ちょっと苦み走っていて、見かけだけは「古畑任三郎」みたいな感じの男性の先生がいた。

この先生は、私が日本人と分かるといきなりこんなことを言い始めた。

 

カニカマって日本のすごい発明品なんだぞ!知ってる?」

(知ってるよ…)

 

そして彼は、カニカマは安価なわりにおいしい、なんてことを力説し始めた。

私はちょっとあっけにとられた。

 

私を見て突然、カニカマかい。

日本人=カニカマ、とよっぽど頭にすりこまれていたのかな。

しかし、スペイン人、よほどカニカマがお好きなんだろう。

 

しかし、当時のスペインにすでに「カニカマ」が輸出されていたのだから、そっちの方がすごい。
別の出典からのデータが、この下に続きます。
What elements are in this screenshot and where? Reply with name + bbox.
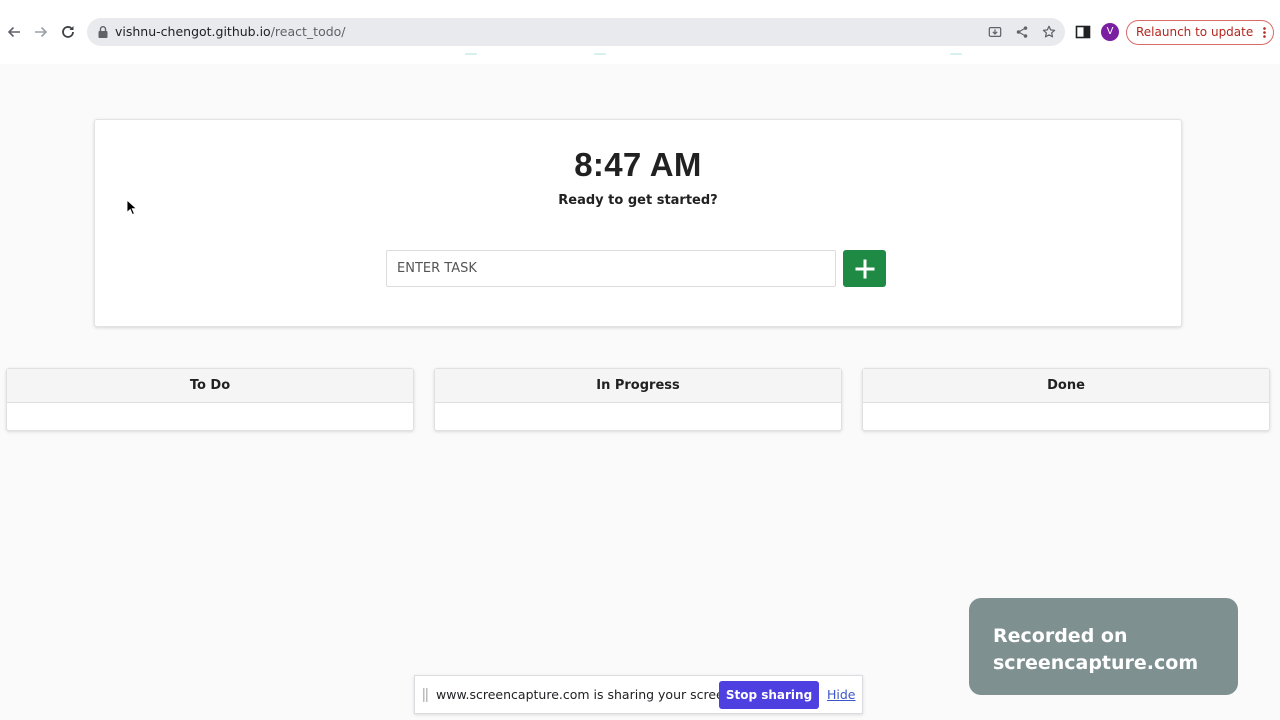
column-title: In Progress <box>435 369 841 403</box>
url-host: vishnu-chengot.github.io <box>115 24 271 39</box>
share-message: www.screencapture.com is sharing your sc… <box>436 687 736 702</box>
clock-time: 8:47 AM <box>574 146 702 183</box>
relaunch-label: Relaunch to update <box>1136 25 1254 39</box>
screen-share-bar: www.screencapture.com is sharing your sc… <box>414 675 863 714</box>
address-bar[interactable]: vishnu-chengot.github.io/react_todo/ <box>87 18 1065 46</box>
task-entry-card: 8:47 AM Ready to get started? <box>94 119 1182 327</box>
column-in-progress: In Progress <box>434 368 842 431</box>
decor-dot <box>594 53 606 55</box>
column-title: To Do <box>7 369 413 403</box>
drag-handle-icon[interactable] <box>423 688 428 702</box>
url-path: /react_todo/ <box>270 24 346 39</box>
share-icon[interactable] <box>1014 24 1030 40</box>
mouse-cursor-icon <box>126 199 137 215</box>
browser-toolbar: vishnu-chengot.github.io/react_todo/ V R… <box>0 0 1280 64</box>
profile-avatar[interactable]: V <box>1101 23 1119 41</box>
reload-icon[interactable] <box>56 20 80 44</box>
column-done: Done <box>862 368 1270 431</box>
greeting-text: Ready to get started? <box>558 193 718 208</box>
stop-sharing-button[interactable]: Stop sharing <box>719 681 819 709</box>
plus-icon <box>855 259 874 278</box>
lock-icon <box>98 26 108 38</box>
decor-dot <box>950 53 962 55</box>
recording-watermark: Recorded on screencapture.com <box>969 598 1238 695</box>
more-icon <box>1263 27 1266 38</box>
column-todo: To Do <box>6 368 414 431</box>
install-icon[interactable] <box>987 24 1003 40</box>
watermark-line1: Recorded on <box>993 625 1128 647</box>
add-task-button[interactable] <box>843 250 886 287</box>
task-input[interactable] <box>386 250 836 287</box>
relaunch-button[interactable]: Relaunch to update <box>1126 20 1274 45</box>
column-title: Done <box>863 369 1269 403</box>
hide-link[interactable]: Hide <box>827 687 856 702</box>
url-text: vishnu-chengot.github.io/react_todo/ <box>115 24 346 40</box>
side-panel-icon[interactable] <box>1075 24 1091 40</box>
back-icon[interactable] <box>2 20 26 44</box>
watermark-line2: screencapture.com <box>993 652 1199 674</box>
forward-icon[interactable] <box>29 20 53 44</box>
star-icon[interactable] <box>1041 24 1057 40</box>
decor-dot <box>465 53 477 55</box>
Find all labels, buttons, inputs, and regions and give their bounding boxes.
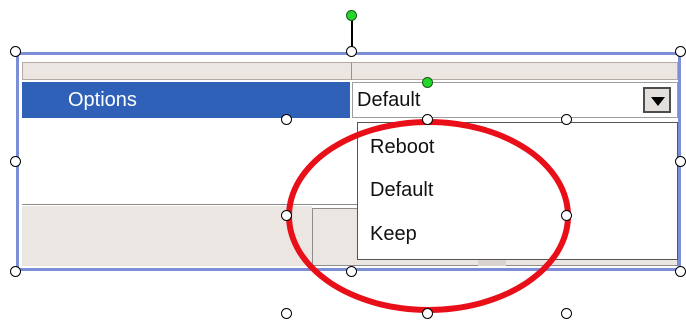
grid-header-row xyxy=(22,62,678,80)
property-name-cell[interactable]: Options xyxy=(22,82,350,118)
frame-handle-bottom-right[interactable] xyxy=(675,266,686,277)
ellipse-handle-bottom[interactable] xyxy=(422,308,433,319)
header-divider xyxy=(351,62,352,80)
ellipse-handle-top[interactable] xyxy=(422,114,433,125)
rotate-handle[interactable] xyxy=(346,10,357,21)
frame-handle-bottom[interactable] xyxy=(346,266,357,277)
ellipse-handle-top-right[interactable] xyxy=(561,114,572,125)
selected-value-label: Default xyxy=(357,89,421,111)
frame-handle-top-right[interactable] xyxy=(675,46,686,57)
ellipse-handle-bottom-left[interactable] xyxy=(281,308,292,319)
frame-handle-top-left[interactable] xyxy=(10,46,21,57)
property-value-select[interactable]: Default xyxy=(352,82,678,118)
ellipse-rotate-handle[interactable] xyxy=(422,77,433,88)
ellipse-handle-right[interactable] xyxy=(561,210,572,221)
frame-handle-top[interactable] xyxy=(346,46,357,57)
frame-handle-right[interactable] xyxy=(675,156,686,167)
dropdown-toggle-button[interactable] xyxy=(643,87,671,113)
annotation-ellipse xyxy=(286,119,571,313)
ellipse-handle-bottom-right[interactable] xyxy=(561,308,572,319)
ellipse-handle-left[interactable] xyxy=(281,210,292,221)
chevron-down-icon xyxy=(651,97,665,106)
property-name-label: Options xyxy=(68,89,137,111)
frame-handle-bottom-left[interactable] xyxy=(10,266,21,277)
ellipse-handle-top-left[interactable] xyxy=(281,114,292,125)
frame-handle-left[interactable] xyxy=(10,156,21,167)
description-panel xyxy=(22,206,312,266)
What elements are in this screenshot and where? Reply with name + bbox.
安いし、スペイン人は魚が好きだから、そりゃ売れたでしょうね。

スペイン留学後、何度か欧州へ行ったが、カニカマはどこでも見かけた。

ご飯の上にカニカマを乗せて「寿司」と称している珍妙な弁当もあったぞ。

 

そして年月は流れ、インドネシアで勤務中のこと。

ある晩、上司宅へお呼ばれした。

上司の奥様がちくわの天ぷら(つまり磯部揚げ)を作ってくださった。

私はうどんの具といえば、磯部揚げがナンバーワンだ、と思うくらい大好きなのだ。

(その時はうどんの具として出されたわけではないが…)

 

しかし、その時までインドネシアに「ちくわ」があることを知らなかった。

だから、「ちくわがある!」とびっくりした。

たぶん、日本人が技術指導して、「ちくわ」をインドネシアで作っているのでしょうね。

(後で調べたら「イチマサ」という会社がインドネシアで魚肉練り製品を作っているそうです)

 

しかし、どういうわけかインドネシアの「ちくわ」は、日本の「ちくわ」よりはるかに小ぶり。

1つ3センチくらいしかない、ミニミニサイズなのだ。

この冷凍ちくわは、インドネシアではキロ何円で量り売りしている。

これくらい小さい「ちくわ」なら、スナックとかおつまみにちょうどいい。

 

インドネシアに「ちくわ」があるということは。

じゃあ「カニカマ」もあるよね?

 

探してみると、ありました!

よく考えたら、インドネシアは島国。

そりゃあ、白身魚が取れれば作れるよね…。

 

カニカマ」人気のヨーロッパと違い、インドネシアは独自の魚肉練り製品文化がある。

なので、日本風の「カニカマ」が庶民に浸透しているというわけでもない。

ちょっと残念。

たぶん、「カニ」自体をあまり食べないから、それに似せた「カニカマ」も需要が少ないんだろうな。

 

インドネシアには、13,000以上の島々がある(ちなみに日本は6,800くらい)。

しかしインドネシア人は、意外にも魚を消費しない。

鶏肉はよく食べるのに…。

彼らに言わせると「魚は鶏肉より高いから」ってことらしい。

 

アジやサバも取れるらしいし、水産資源は(取らないだけで)結構豊富だ。

最近はベジタリアンならぬ「ペスカトリアン」(肉は食べないが、魚は食べる)なんて人もいるらしいし、魚肉は人気が出そうだが。

みんな鶏肉の方がお好きなんですね~。

 

というわけで、カニカマ人気はどうやら日本と欧州だけのようだ。

日本でも、最近の報道によれば、白身魚が資源枯渇気味で値段が高騰しているという。

かまぼこやちくわも値段が上がりつつようだ。

あれだけスペイン人の先生が「安くてうまい」とほめちぎっていたカニカマも、そのうち高級食材になるのかもしれん。